The outlook by Australian investors’ on Australian shares continues to deteriorate since the beginning of 2014, with the typical investor expecting the share market to grow by just 3 per cent in the next 12 months (versus 7 per cent at the end of 2013). But this cooling outlook has not yet deterred planners from investing in growth assets, according to the latest findings in the Investment Trends September 2014 Adviser Product Needs and Marketing Needs Report.
Interestingly, the average planner invested only 15 per cent of new client flows into cash products over the last year; the lowest level seen since the end of 2010 and significantly below the 2012 highs of 31 per cent of new client flows.
Planners are also actively investing their clients’ excess cash holdings, with short-term cash held by planner clients collectively down from a high of $78 billion in 2012 to $47 billion in 2014.

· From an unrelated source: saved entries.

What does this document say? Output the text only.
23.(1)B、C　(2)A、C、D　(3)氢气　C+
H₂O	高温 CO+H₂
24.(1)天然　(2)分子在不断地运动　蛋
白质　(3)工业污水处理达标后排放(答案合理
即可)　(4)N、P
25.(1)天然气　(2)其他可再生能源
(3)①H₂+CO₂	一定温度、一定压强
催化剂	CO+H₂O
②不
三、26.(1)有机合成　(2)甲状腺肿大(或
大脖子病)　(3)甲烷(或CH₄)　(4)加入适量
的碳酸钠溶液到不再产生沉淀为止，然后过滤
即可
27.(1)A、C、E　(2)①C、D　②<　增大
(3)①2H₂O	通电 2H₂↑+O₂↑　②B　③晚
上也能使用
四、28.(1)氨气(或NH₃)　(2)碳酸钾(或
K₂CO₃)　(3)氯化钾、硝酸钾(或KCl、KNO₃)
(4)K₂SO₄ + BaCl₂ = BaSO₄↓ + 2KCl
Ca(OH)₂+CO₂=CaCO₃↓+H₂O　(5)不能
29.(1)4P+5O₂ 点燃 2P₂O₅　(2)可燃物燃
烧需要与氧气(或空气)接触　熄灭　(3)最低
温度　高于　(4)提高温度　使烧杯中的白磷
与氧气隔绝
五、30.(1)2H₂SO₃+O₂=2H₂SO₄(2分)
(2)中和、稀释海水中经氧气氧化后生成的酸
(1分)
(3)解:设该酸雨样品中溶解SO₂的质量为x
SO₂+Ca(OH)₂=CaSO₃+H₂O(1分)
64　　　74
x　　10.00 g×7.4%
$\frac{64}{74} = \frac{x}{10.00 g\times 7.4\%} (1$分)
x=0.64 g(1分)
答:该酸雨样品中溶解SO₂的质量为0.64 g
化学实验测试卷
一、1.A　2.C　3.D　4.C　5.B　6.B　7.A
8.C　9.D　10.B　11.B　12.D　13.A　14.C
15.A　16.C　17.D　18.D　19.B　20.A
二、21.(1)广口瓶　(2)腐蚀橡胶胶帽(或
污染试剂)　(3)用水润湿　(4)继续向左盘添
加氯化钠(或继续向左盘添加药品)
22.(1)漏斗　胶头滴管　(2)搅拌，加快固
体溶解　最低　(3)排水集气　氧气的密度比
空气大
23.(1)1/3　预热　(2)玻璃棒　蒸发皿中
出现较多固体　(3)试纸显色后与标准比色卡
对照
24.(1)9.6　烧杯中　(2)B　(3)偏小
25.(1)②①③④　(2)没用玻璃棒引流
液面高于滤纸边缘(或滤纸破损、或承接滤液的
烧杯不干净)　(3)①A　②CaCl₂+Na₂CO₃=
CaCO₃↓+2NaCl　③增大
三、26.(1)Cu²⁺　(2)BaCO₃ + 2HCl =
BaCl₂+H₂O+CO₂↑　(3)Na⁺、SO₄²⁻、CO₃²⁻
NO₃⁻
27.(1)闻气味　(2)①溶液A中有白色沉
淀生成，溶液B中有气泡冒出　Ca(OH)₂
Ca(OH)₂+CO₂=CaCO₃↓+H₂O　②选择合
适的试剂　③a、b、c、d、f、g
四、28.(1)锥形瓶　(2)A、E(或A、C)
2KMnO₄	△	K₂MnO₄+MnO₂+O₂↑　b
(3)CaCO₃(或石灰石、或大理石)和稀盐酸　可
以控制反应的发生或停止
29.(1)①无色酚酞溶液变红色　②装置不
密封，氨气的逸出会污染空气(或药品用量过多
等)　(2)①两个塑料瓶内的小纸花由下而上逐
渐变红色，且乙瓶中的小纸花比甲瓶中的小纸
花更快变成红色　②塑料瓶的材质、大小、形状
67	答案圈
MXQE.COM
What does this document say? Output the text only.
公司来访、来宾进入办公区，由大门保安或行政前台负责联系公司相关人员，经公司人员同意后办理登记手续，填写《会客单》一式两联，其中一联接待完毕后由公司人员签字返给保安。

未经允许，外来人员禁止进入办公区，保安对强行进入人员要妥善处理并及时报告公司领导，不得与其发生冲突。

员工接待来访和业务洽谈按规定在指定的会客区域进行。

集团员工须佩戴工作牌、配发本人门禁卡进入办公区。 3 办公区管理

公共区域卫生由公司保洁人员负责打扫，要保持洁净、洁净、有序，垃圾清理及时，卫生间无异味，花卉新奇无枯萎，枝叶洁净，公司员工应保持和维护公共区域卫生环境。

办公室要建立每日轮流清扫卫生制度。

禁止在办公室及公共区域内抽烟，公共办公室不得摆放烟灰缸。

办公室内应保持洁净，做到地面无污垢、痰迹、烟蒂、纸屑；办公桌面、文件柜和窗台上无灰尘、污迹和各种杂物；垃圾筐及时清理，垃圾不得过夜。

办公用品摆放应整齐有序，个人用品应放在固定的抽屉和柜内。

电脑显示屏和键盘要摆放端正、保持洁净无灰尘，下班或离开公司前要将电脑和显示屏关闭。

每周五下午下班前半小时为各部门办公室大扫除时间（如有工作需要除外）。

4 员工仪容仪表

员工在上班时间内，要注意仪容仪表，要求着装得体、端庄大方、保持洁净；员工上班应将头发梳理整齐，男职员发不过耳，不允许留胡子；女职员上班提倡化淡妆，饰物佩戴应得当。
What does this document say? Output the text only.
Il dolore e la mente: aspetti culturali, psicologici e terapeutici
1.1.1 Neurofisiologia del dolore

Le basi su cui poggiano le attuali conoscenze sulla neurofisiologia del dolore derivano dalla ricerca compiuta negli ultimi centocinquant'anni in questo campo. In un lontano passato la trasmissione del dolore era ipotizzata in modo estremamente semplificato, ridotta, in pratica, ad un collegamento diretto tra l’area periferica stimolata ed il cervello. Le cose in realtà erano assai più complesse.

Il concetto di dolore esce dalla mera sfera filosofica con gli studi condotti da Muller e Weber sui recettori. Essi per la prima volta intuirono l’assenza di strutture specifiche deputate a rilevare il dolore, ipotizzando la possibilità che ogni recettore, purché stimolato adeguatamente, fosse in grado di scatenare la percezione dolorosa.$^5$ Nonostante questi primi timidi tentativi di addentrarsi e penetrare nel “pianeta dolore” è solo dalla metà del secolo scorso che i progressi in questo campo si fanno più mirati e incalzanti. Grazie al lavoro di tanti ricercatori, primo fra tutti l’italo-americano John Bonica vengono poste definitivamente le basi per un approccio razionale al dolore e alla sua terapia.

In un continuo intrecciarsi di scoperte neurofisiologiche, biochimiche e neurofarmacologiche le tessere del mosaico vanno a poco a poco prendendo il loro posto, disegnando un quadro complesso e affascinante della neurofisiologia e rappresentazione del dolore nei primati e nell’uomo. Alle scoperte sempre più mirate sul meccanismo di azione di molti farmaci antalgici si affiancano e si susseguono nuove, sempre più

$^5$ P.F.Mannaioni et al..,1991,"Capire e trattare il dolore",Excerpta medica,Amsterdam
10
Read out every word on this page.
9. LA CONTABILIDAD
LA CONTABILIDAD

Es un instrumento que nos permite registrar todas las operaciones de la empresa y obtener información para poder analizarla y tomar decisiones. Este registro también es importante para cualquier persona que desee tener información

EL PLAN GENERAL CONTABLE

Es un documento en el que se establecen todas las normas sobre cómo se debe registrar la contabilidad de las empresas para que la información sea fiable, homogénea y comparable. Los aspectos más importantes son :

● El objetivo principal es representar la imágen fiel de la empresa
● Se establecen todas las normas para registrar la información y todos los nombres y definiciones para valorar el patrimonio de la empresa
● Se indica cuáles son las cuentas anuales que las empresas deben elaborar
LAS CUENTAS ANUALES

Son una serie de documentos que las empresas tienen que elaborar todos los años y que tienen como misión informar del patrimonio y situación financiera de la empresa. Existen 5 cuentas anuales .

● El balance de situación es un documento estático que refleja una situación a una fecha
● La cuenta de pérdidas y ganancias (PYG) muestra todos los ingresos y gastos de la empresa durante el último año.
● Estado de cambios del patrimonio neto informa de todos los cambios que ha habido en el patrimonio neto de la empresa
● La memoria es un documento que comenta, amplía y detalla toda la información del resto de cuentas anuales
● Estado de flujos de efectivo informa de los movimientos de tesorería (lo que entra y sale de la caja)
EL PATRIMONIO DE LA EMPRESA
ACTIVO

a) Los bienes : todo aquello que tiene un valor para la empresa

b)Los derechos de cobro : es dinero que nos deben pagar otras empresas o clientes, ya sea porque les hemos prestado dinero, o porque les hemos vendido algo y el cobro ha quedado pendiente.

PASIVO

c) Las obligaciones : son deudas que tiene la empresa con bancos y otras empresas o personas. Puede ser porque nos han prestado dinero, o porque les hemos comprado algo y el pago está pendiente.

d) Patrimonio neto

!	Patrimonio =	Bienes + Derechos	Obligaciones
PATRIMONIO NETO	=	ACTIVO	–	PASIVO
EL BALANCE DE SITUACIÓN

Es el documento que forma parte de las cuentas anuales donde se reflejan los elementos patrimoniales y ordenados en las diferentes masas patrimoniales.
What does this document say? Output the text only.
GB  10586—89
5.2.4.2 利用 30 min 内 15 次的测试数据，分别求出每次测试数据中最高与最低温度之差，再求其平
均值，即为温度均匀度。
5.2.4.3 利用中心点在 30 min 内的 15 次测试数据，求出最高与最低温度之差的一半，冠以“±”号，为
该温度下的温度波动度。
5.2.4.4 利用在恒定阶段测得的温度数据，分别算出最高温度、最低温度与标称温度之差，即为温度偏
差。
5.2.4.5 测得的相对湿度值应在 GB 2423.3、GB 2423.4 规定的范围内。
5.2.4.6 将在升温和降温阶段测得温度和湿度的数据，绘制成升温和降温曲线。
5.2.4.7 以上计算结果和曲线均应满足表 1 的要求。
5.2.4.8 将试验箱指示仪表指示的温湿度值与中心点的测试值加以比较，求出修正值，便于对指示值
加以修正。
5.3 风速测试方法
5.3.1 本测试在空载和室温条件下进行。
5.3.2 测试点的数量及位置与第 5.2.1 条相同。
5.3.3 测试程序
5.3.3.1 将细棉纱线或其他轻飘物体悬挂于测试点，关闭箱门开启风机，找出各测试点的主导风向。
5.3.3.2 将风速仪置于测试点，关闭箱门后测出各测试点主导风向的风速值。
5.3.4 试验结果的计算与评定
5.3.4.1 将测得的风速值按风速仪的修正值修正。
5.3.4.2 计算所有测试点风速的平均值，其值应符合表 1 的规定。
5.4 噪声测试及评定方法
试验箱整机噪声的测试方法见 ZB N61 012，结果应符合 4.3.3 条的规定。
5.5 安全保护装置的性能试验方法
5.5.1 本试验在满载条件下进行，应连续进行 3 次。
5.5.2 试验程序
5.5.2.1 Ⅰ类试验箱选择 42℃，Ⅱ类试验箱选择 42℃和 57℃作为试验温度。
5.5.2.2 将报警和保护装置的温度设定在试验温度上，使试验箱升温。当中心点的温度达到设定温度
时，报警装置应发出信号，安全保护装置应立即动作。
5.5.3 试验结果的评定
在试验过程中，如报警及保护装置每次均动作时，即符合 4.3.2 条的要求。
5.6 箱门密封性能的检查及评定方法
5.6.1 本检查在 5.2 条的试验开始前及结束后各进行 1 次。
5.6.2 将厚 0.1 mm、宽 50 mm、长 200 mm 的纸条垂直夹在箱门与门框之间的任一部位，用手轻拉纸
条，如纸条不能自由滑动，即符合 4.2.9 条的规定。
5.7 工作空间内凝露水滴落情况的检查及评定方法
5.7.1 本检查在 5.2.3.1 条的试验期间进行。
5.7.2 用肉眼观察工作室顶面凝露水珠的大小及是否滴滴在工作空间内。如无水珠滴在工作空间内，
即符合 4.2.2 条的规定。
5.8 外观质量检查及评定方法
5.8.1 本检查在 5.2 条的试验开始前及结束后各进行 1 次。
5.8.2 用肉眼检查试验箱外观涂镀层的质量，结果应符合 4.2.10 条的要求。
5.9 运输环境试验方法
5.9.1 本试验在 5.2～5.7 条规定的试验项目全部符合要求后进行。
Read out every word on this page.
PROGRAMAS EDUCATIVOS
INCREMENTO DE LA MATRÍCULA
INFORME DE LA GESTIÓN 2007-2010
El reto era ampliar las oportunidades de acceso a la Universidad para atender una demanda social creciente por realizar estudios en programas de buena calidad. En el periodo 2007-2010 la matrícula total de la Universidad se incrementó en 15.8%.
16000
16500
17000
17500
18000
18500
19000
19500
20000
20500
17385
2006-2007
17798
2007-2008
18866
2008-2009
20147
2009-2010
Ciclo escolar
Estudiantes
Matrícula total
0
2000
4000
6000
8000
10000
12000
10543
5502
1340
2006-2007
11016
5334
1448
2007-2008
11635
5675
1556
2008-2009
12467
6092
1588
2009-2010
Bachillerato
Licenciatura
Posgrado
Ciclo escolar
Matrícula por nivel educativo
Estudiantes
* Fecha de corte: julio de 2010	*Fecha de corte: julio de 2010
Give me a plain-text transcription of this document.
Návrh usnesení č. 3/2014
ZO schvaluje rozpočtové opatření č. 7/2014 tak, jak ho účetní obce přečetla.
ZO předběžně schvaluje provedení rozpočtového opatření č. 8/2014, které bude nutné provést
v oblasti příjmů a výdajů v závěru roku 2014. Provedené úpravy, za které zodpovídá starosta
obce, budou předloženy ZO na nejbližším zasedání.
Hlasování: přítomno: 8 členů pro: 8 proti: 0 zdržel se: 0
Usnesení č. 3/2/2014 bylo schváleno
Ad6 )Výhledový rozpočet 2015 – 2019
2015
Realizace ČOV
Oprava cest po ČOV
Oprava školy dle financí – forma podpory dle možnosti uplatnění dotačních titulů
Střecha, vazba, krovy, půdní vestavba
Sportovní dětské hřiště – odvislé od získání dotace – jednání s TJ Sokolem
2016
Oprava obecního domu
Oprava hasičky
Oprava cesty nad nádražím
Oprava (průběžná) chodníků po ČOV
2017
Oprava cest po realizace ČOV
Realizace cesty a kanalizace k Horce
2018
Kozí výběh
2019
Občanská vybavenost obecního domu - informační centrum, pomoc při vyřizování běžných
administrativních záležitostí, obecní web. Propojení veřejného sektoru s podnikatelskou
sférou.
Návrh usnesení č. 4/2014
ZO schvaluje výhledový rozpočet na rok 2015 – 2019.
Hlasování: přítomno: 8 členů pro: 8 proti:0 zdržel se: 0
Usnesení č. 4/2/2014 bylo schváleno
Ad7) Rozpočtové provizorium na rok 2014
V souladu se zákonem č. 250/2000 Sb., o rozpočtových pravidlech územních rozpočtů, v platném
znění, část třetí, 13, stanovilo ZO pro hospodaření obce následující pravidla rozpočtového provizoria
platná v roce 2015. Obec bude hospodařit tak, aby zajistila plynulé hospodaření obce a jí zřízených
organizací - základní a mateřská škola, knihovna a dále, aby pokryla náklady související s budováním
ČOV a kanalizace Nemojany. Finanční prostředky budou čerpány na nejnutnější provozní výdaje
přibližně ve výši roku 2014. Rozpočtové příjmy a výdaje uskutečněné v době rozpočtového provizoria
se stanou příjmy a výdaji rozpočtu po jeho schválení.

“We’re currently going through an interesting period where the average investor’s capital gain expectations from domestic equity markets is deteriorating, but at the same time there are many more who are seeking growth in their portfolios, perhaps because of suppressed yields,” said Investment Trends senior analyst, Recep Peker.
“Planners are addressing this need by targeting growth through diversification, with an increased preference for simpler products and passive strategies.
“Planners’ usage of indexing/passive investing is now at the highest level observed since Investment Trends began measuring this in 2010.”
According to the results of the study, as a result of demand from investors, planners placed a third (33 per cent) of new client investments in international assets over the last year, up from lows of 26 per cent just two years ago.
Interest in multi-region funds have increased in popularity, with 70 per cent of planners intending to use these in the next 12 months, up from 62 per cent in 2013 and 49 per cent in 2012. This has led to a decrease in interest by planners in using single-region global investments, with only 28 per cent of planners saying they intend to use US specific funds in the next 12 months. This is a drop from the six-year high of 40 per cent last year.
“The US is no longer as hot a destination as it used to be for financial planners,” said Peker. “Considering the significant gains achieved by the Dow over the past few years, it’s natural for some to feel it’s near a peak and seek to diversify their exposure.”
Underpinning these findings was a growth in the demand for information by planners from their fund managers, with 74 per cent of planners saying they want more information than they are currently receiving, up from 58 per cent in 2012 and 39 per cent in 2013.
“Planners want to make the most of the current increase in demand for financial advice from Australians, and one way of doing so is to have access to tools and collateral that helps them effectively get clients on board,” said Peker. “We’ve seen planners’ demand for information and educational material increase across the range of products they use, including from fund managers.”
The Investment Trends September 2014 Adviser Product and Marketing Needs Report is based on a survey of 768 financial planners in September 2014.